Originally Posted By: MrBiGG78
I've read about tachyons and still can't see how going faster then light relates to going backwards in time.


This effect is due to the dilation of time at relativistic speeds. The speed of light is constant to all observers. If you were traveling parallel to and in the same direction as a particular photon, and you were going 185999 miles per second (one mile per second less than the speed of light), what you would see and what people watching you would see are very different:

People watching you would see the photon slowly out-pacing you by about 1 mile per second. You, on the other hand, would see the photon take off at 186,000 miles per second away from you because the speed of light is constant to all observers.

The reason you would see it going so much "faster" is because time will have slowed down for you to a near stand-still. In fact, right at the speed of light, time stops. A photon experiences no time at all. From a photon's point of view, the entire universe is an instant away. Nay, not even an instant. The whole universe is here. (Another reason I favor an atemporal universe.)

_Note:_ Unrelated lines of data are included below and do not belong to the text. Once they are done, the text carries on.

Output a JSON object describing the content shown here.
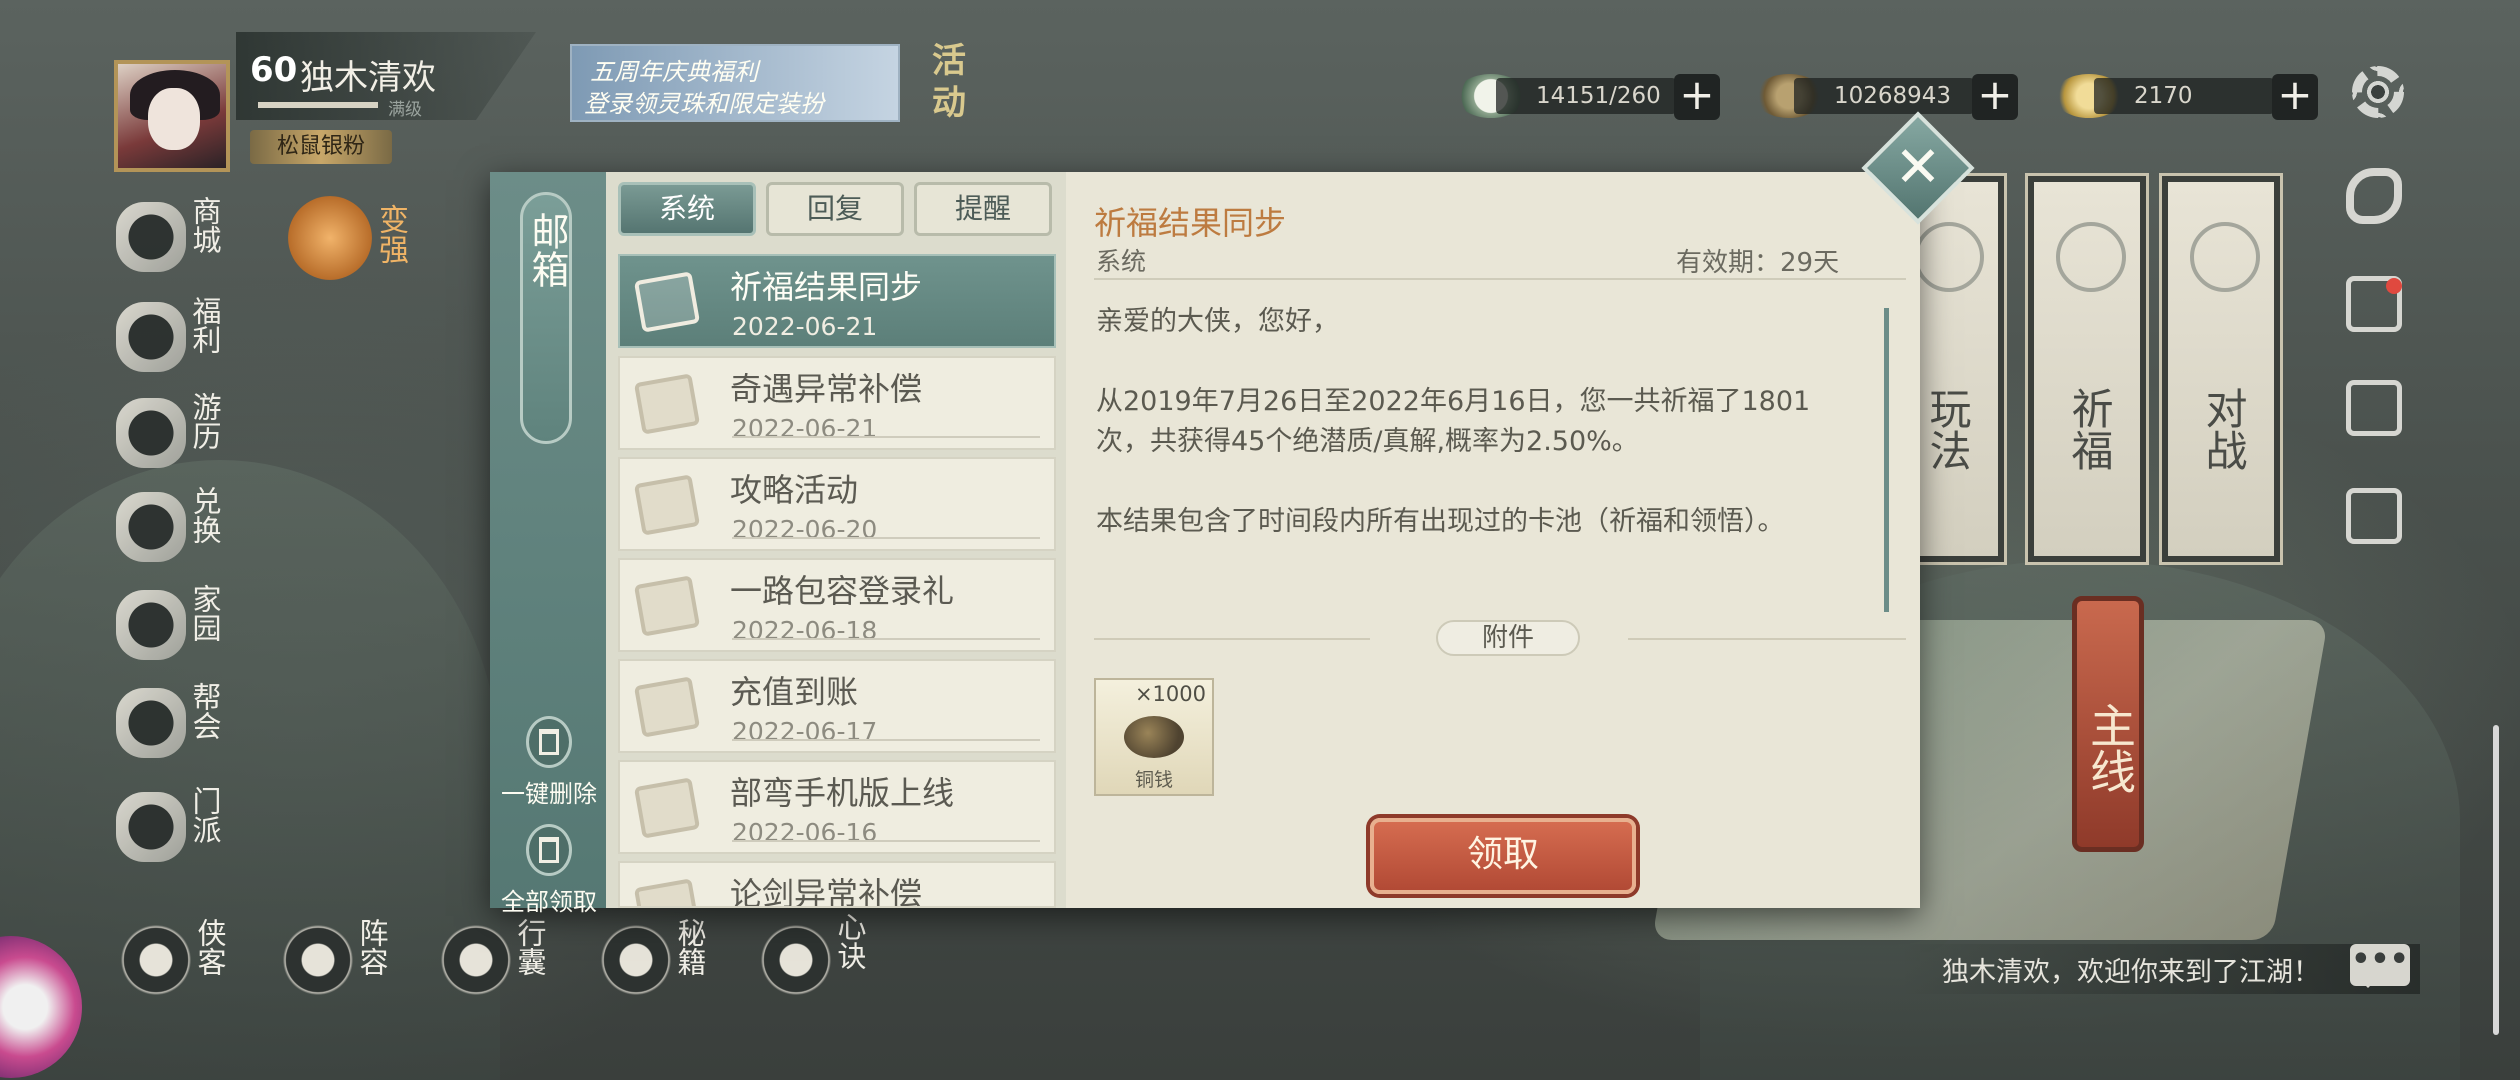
{
  "player": {
    "level": "60",
    "name": "独木清欢",
    "sub": "满级",
    "title": "松鼠银粉"
  },
  "event": {
    "line1": "五周年庆典福利",
    "line2": "登录领灵珠和限定装扮",
    "tag": "活动"
  },
  "resources": [
    {
      "icon": "jade-bun-icon",
      "value": "14151/260"
    },
    {
      "icon": "copper-coin-icon",
      "value": "10268943"
    },
    {
      "icon": "gold-ingot-icon",
      "value": "2170"
    }
  ],
  "left_menu": [
    {
      "icon": "shop-icon",
      "label": "商城"
    },
    {
      "icon": "welfare-icon",
      "label": "福利"
    },
    {
      "icon": "travel-horse-icon",
      "label": "游历"
    },
    {
      "icon": "exchange-icon",
      "label": "兑换"
    },
    {
      "icon": "home-icon",
      "label": "家园"
    },
    {
      "icon": "guild-icon",
      "label": "帮会"
    },
    {
      "icon": "sect-icon",
      "label": "门派"
    }
  ],
  "strengthen": {
    "label": "变强"
  },
  "bottom_menu": [
    {
      "icon": "hero-icon",
      "label": "侠客"
    },
    {
      "icon": "formation-icon",
      "label": "阵容"
    },
    {
      "icon": "bag-icon",
      "label": "行囊"
    },
    {
      "icon": "secret-book-icon",
      "label": "秘籍"
    },
    {
      "icon": "mind-art-icon",
      "label": "心诀"
    }
  ],
  "scrolls": [
    {
      "label": "玩法"
    },
    {
      "label": "祈福"
    },
    {
      "label": "对战"
    }
  ],
  "main_line": "主线",
  "welcome": "独木清欢，欢迎你来到了江湖！",
  "chat_icon": "•••",
  "mail": {
    "title": "邮箱",
    "tabs": [
      "系统",
      "回复",
      "提醒"
    ],
    "delete_all": "一键删除",
    "claim_all": "全部领取",
    "items": [
      {
        "subject": "祈福结果同步",
        "date": "2022-06-21"
      },
      {
        "subject": "奇遇异常补偿",
        "date": "2022-06-21"
      },
      {
        "subject": "攻略活动",
        "date": "2022-06-20"
      },
      {
        "subject": "一路包容登录礼",
        "date": "2022-06-18"
      },
      {
        "subject": "充值到账",
        "date": "2022-06-17"
      },
      {
        "subject": "部弯手机版上线",
        "date": "2022-06-16"
      },
      {
        "subject": "论剑异常补偿",
        "date": ""
      }
    ],
    "detail": {
      "title": "祈福结果同步",
      "sender": "系统",
      "validity": "有效期：29天",
      "body": "亲爱的大侠，您好，\n\n从2019年7月26日至2022年6月16日，您一共祈福了1801次，共获得45个绝潜质/真解,概率为2.50%。\n\n本结果包含了时间段内所有出现过的卡池（祈福和领悟）。",
      "attachment_label": "附件",
      "attachment": {
        "name": "铜钱",
        "qty": "×1000"
      },
      "claim": "领取"
    },
    "close": "✕"
  }
}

So, if time slows towards a stop as you approach C, what happens if you continue accelerating? Well, for one thing, you would need an infinite amount of energy to do it. For another thing, you'd become infinitely massive in the process. But, assuming you're okay wearing the extra weight and you have all the energy in the cosmos pushing you, you'll still only be able to get TO the speed of light, not beyond it. Accelerating beyond it would take MORE than infinite energy, which obviously cannot exist. It would also make you more than infinitely massive, and Richard Simmons would have to pay you a serious house call.

However, if you did get past that barrier somehow, since time has been slowing down more and more until it stopped, as it continues to slow, it begins going backwards. After all, it cannot speed up and it's dilation must change, so the only way to go is back.

Current theory allows for a whole class of energy that naturally exists at >C speeds - they didn't have to accelerate to get that fast, they are just naturally that fast. Just as a photon doesn't accelerate at the speed of light - it just comes into being at that speed. But, if they are going that fast then they are necessarily traveling backward in time.

This time dilation effect isn't a theory - it's a proven fact. Even in your normal, every day experience you accelerate fast enough to cause time dilation. The guys who maintain atomic clocks have to adjust (believe it or not) for the relativistic effects of accelerating in their van to drive between work sites. (Although the adjustments are incredibly minor.) In a more practical example, the GPS satellite network loses accuracy at the rate of about 20 miles per day unless relativistic effects are taken into account and adjusted for constantly. Those satellites are flying in a circle, and that means that they are constantly experiencing acceleration - and any acceleration causes time dilation.

The detection of tachyons is a tricky thing: If one is headed towards your "detector", it doesn't exist yet and by the time it does exist it's already in the past. They basically exist in "imaginary time" which is a real thing but something that we have no idea how to detect or access. It's like thinking of measuring the volume of a twelve dimension object. It's simply unfathomable to us. But, if they ever are proven to actually exist (not just proven to be absolutely possible, but proven to ACTUALLY exist), the implications would be profound.